Como las tendencias mayoritarias opinan que es muy malo el multipartidismo, que a la que te descuidas un malvado Tripartit llega y te pervierte la voluntad popular, casi todas las democracias están evolucionando hacia una especie de bipartidismo más o menos descarado que provoca que sean cada vez más consustanciales al sistema las elecciones de resultado apretadísimo. En un contexto donde hay que elegir A o B, muy mal se lo tiene que montar uno de los dos o excepcionalmente bien ha de hacerlo el otro para que las diferencias sean grandes. En otro caso, las técnicas de adecuación de la oferta y la demanda del mercado electoral nos acabarán ofreciendo alternativas que se enfrentarán por una elección llamada a estar muy reñida.

En México las cosas han sido algo más complicadas, dado que allí este germen del moderno bipartidismo está montado a partir de una ley electoral que busca propiciar que haya tres partidos fuertes. Diabólicamente, así se logra facilitar que ganen los de siempre sin ni siquiera tener que pasar por el oneroso trámite de que se acerquen al 50% de los votos.

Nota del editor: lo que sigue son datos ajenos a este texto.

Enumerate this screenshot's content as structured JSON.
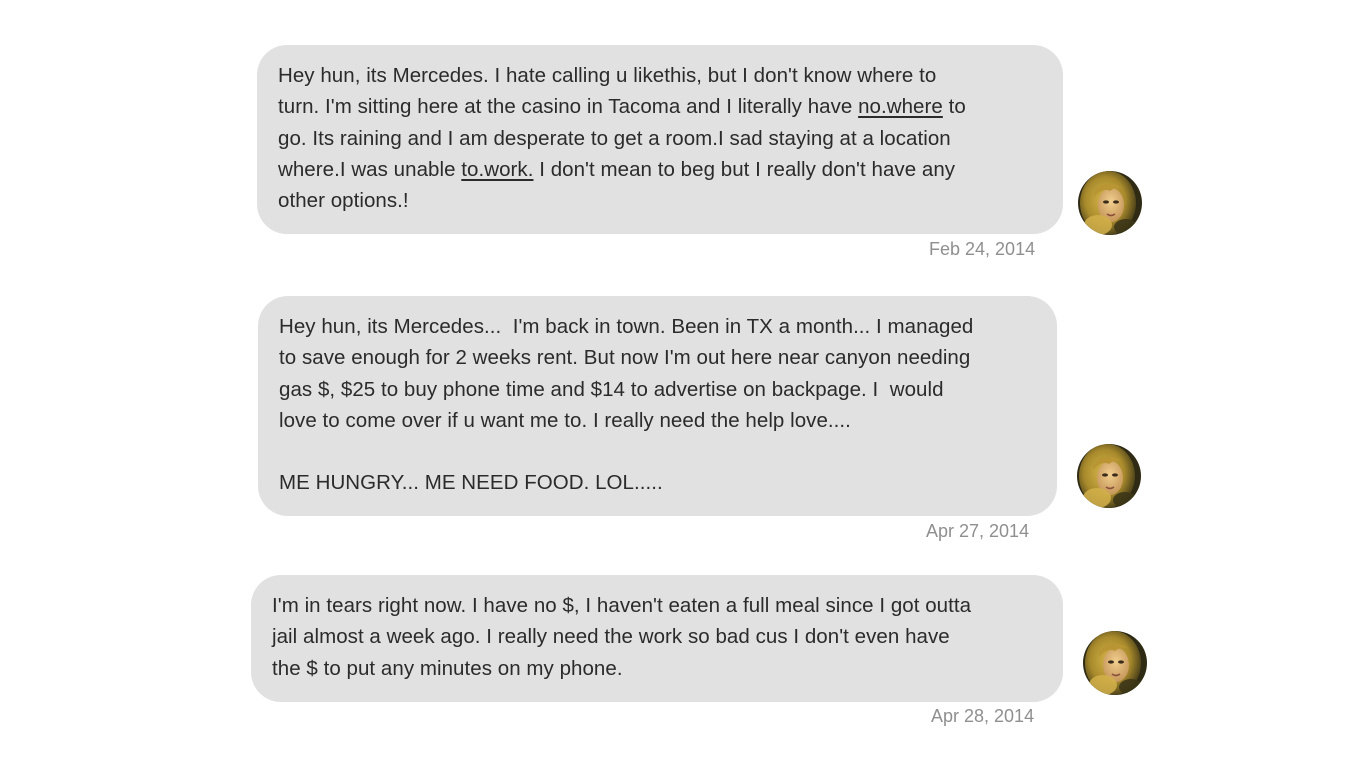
{
  "messages": [
    {
      "lines": [
        {
          "parts": [
            {
              "text": "Hey hun, its Mercedes. I hate calling u likethis, but I don't know where to"
            }
          ]
        },
        {
          "parts": [
            {
              "text": "turn. I'm sitting here at the casino in Tacoma and I literally have "
            },
            {
              "text": "no.where",
              "underline": true
            },
            {
              "text": " to"
            }
          ]
        },
        {
          "parts": [
            {
              "text": "go. Its raining and I am desperate to get a room.I sad staying at a location"
            }
          ]
        },
        {
          "parts": [
            {
              "text": "where.I was unable "
            },
            {
              "text": "to.work.",
              "underline": true
            },
            {
              "text": " I don't mean to beg but I really don't have any"
            }
          ]
        },
        {
          "parts": [
            {
              "text": "other options.!"
            }
          ]
        }
      ],
      "timestamp": "Feb 24, 2014",
      "avatar_icon": "sender-avatar-photo"
    },
    {
      "lines": [
        {
          "parts": [
            {
              "text": "Hey hun, its Mercedes...  I'm back in town. Been in TX a month... I managed"
            }
          ]
        },
        {
          "parts": [
            {
              "text": "to save enough for 2 weeks rent. But now I'm out here near canyon needing"
            }
          ]
        },
        {
          "parts": [
            {
              "text": "gas $, $25 to buy phone time and $14 to advertise on backpage. I  would"
            }
          ]
        },
        {
          "parts": [
            {
              "text": "love to come over if u want me to. I really need the help love...."
            }
          ]
        },
        {
          "parts": [
            {
              "text": ""
            }
          ]
        },
        {
          "parts": [
            {
              "text": "ME HUNGRY... ME NEED FOOD. LOL....."
            }
          ]
        }
      ],
      "timestamp": "Apr 27, 2014",
      "avatar_icon": "sender-avatar-photo"
    },
    {
      "lines": [
        {
          "parts": [
            {
              "text": "I'm in tears right now. I have no $, I haven't eaten a full meal since I got outta"
            }
          ]
        },
        {
          "parts": [
            {
              "text": "jail almost a week ago. I really need the work so bad cus I don't even have"
            }
          ]
        },
        {
          "parts": [
            {
              "text": "the $ to put any minutes on my phone."
            }
          ]
        }
      ],
      "timestamp": "Apr 28, 2014",
      "avatar_icon": "sender-avatar-photo"
    }
  ],
  "colors": {
    "bubble_background": "#e1e1e1",
    "message_text": "#2b2b2b",
    "timestamp_text": "#8f8f8f",
    "page_background": "#ffffff"
  }
}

Luego pasa lo que pasa, a poco que encima la elección esté reñida y gane con un 35% de los votos el candidato oficial, avalado por el Estado y beneficiado de los “ajustes” al uso de la maquinaria estatal. Que se monta un espectáculo, nada edificante, que sólo habla bien de la gran fortaleza de la herencia, de la absoluta e indeleble marca, estigma impronta o impronta legados por los españoles.

Pero más allá de los perfiles concretos en torno a lo que está ocurriendo o a una valoración (que nos sentimos incapaces de hacer) sobre quien tiene razón (si es que alguien la tiene), dado que desde la distancia no se entiende muy bien nada de lo que por allí acaece (y menos todavía con la desinformación de que disponemos), hay algunas consideraciones sobre el asunto mexicano que merecen ser realizadas:

- ¿por qué a todo el mundo le da más o menos igual lo que ocurra? ¿será que no es tan grave como dicen las muestras rituales de preocupación? Si México andara de verdad al borde de la revolución, la guerra o la parálisis, dado que no hablamos de Guinea Bissau o cualquier otro país irrelevante como Italia habría como algo más de preocupación, ¿no?

- la acrisolada limpieza de cualquier elección en México es posible que disipe para la prensa europea cualquier duda respecto del resultado de las elecciones, a diferencia de lo que ocurre en países sin civilizar como los Estados Unidos de América del Norte, pero la verdad es que incluso así llama poderosamente la atención que este asunto ni se mencione, ni se entienda como digno de ser tomando en consideración, en los análisis que se hacen desde Europa y desde España: al parecer la clave que obliga a tomar partido es la responsabilidad instiutucional y la estabilidad (muy especialmente, la estabilidad que beneficia a las inversiones y empresas españolas)

Conocido, tras el “episodio Obiang”, el talante del Gobierno español en materia de derechos humanos y política exterior, el tratamiento informativo que se está dando a esa cosa rara que ha pasado en México ilustra bien a las claras de que esa misma línea, a pesar de algunas cortinas de humo rituales (por ejemplo, las tendidas respecto del mismo “episodio Obiang”), es la que han decidido adoptar los medios de comunicación españoles. Es razonable el trato diferencial: ni El Mundo, ni el ABC, ni PRISA ni sus respectivos propietarios tienen negocios en Guinea, mientras que México, principal mercado para la industria cultural de habla española, es otra cosa.

La regresión a que estamos asistiendo en materia de derechos humanos se está llevando por delante incluso las enfáticas declaraciones (que tan poco cuestan y por eso antaño menudeaban) de confianza en la democracia como mecanismo de asignación de la capacidad de gobernar a partir de criterios de representatividad. Ahora son sustituidas por reflexiones que conciben la democracia como instrumento de aseguramiento de la estabilidad y bueno en tanto que tal, en la medida en que logra asegurar muy bien este fin. Habrá que suponer, y así se demuestra cotidianamente, que para esta misma gente igual valdrían otros procedimientos que satisficieran el mismo objetivo.